Günün birinde virüsün aşısı bilim adamları tarafından bulunacak ve insanlık bu belayı bir şekilde başından def edecektir. Ancak o noktaya geldiğimizde yolumuza devam etmek için üzerinde yürümek isteyeceğimiz zemin demokrasiden farklı bir güzergâh olacak değildir. Bu zeminin sağlam kalması gerekiyor.
Üstelik salgın geride kaldığında, yaşadıkları mağduriyetlerin ardından insanların kendilerini ifade edebilme özgürlüğüne duyacakları ihtiyaç her zamankinden daha fazla olacaktır.
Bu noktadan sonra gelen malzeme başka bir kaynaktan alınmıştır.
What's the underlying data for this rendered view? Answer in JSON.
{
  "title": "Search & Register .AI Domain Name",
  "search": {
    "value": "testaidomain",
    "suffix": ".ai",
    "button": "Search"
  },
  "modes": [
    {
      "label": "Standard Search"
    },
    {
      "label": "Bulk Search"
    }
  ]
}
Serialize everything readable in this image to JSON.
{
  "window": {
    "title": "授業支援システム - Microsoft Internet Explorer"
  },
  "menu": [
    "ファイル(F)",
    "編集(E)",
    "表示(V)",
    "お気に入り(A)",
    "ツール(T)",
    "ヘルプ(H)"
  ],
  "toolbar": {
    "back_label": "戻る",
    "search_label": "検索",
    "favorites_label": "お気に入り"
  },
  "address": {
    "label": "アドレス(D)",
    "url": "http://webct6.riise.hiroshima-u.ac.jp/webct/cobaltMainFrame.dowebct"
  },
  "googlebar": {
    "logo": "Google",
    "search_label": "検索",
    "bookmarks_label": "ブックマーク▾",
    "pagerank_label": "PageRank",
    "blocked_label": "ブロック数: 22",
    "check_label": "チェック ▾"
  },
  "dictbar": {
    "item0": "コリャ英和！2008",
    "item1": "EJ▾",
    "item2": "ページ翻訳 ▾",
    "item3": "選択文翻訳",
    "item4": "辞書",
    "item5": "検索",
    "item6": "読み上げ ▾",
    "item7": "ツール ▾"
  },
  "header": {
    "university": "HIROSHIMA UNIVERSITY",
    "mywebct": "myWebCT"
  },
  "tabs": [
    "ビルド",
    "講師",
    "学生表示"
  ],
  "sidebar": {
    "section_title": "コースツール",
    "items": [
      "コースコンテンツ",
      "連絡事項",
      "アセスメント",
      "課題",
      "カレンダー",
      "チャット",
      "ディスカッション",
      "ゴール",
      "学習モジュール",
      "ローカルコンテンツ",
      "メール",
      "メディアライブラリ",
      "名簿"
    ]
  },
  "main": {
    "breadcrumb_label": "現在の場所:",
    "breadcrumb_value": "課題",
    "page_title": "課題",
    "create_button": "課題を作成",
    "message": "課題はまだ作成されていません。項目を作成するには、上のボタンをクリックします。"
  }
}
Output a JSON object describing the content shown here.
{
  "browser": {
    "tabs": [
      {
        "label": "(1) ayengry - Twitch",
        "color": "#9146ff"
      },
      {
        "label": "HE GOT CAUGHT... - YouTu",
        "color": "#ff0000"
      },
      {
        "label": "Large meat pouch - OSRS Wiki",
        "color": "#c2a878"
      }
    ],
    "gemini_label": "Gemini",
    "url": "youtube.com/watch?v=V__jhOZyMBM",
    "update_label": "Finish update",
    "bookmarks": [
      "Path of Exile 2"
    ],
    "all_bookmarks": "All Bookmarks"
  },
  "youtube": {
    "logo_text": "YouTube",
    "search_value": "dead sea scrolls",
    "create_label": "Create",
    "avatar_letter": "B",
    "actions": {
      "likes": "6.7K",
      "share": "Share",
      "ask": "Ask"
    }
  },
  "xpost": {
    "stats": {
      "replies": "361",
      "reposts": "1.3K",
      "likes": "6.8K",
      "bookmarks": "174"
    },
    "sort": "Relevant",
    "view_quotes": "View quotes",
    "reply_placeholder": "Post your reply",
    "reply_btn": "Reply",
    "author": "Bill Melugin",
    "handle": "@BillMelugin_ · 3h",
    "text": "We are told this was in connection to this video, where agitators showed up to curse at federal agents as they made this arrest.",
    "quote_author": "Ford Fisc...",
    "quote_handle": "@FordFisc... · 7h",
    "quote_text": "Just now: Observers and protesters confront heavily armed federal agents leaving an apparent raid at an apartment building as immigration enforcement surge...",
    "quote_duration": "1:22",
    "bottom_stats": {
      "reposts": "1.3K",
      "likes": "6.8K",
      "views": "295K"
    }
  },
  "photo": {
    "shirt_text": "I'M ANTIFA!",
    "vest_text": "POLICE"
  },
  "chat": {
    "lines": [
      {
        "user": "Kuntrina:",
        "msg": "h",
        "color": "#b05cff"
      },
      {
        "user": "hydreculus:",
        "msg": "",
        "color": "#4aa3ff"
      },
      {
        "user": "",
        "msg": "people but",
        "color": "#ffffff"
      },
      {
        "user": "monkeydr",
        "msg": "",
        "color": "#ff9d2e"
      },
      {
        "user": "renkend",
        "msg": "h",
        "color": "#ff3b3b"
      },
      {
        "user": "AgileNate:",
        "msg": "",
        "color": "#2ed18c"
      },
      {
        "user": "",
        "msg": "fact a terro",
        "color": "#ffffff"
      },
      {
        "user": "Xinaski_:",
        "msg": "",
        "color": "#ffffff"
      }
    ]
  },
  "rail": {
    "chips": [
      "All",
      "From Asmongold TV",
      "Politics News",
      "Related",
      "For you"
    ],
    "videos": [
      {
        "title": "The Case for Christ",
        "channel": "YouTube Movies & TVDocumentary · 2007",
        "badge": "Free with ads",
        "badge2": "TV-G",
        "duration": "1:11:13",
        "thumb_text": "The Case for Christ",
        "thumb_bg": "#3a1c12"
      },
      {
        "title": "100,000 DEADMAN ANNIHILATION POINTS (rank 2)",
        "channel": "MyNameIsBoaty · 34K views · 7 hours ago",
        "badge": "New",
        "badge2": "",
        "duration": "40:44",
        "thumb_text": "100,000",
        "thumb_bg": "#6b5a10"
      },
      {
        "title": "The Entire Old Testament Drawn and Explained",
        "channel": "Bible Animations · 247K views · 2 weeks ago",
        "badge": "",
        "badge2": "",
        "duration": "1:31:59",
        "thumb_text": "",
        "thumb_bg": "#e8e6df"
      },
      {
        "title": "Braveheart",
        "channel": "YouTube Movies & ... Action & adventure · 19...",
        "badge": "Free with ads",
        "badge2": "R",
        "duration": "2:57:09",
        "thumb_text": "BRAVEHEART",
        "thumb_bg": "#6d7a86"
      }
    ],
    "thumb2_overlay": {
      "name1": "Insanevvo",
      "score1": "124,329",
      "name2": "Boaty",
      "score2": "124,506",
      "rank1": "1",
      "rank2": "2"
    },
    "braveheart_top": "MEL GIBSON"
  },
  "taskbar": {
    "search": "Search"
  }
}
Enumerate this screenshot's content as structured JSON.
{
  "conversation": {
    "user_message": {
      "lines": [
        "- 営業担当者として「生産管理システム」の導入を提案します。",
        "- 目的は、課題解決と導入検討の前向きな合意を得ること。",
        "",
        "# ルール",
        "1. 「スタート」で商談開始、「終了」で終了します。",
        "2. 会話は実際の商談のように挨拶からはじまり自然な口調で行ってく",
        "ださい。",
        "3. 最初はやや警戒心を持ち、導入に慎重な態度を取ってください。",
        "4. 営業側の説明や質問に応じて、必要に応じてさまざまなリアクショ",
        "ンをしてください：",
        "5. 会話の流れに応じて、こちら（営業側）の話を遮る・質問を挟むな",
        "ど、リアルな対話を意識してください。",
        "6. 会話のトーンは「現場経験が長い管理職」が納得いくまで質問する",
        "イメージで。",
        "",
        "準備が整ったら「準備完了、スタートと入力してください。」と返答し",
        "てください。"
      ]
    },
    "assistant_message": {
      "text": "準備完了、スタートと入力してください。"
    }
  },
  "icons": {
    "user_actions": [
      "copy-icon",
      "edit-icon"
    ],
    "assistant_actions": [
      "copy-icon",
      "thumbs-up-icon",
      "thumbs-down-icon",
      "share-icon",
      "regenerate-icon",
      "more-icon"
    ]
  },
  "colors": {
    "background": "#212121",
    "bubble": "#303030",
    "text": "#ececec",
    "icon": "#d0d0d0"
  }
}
Bu salgının yaralarını sararken, toplumların geçmişin hatalarından gereken dersleri çıkarmak ve daha iyi bir gelecek inşa etmek için ihtiyaç duyacakları özgür bir tartışma ortamı ancak demokrasinin sağlayacağı güvenceler ışığında yaratılabilecektir.
COVID-19, yerküre üzerinde yaşayan ve salgın tehlikesini ciddiye alan herkese bilimin yol göstericiliğinden neden vazgeçilmemesi gerektiğini olabilecek en etkili şekilde göstermiş olmalıdır. Bilim gibi benzer şekilde yol göstericiliğinden feragat edemeyeceğimiz bir alan daha var. Benzer bir durum, demokrasinin ve evrensel hukukun -değeri ve vazgeçilmezliği zaman içinde sınanmış- birikimine insanlığın bütün gücüyle sarılması ihtiyacı açısından da geçerlidir.
Bu alanda geriye düşmek ölümcül virüse yenik düşmekle eşanlamlıdır.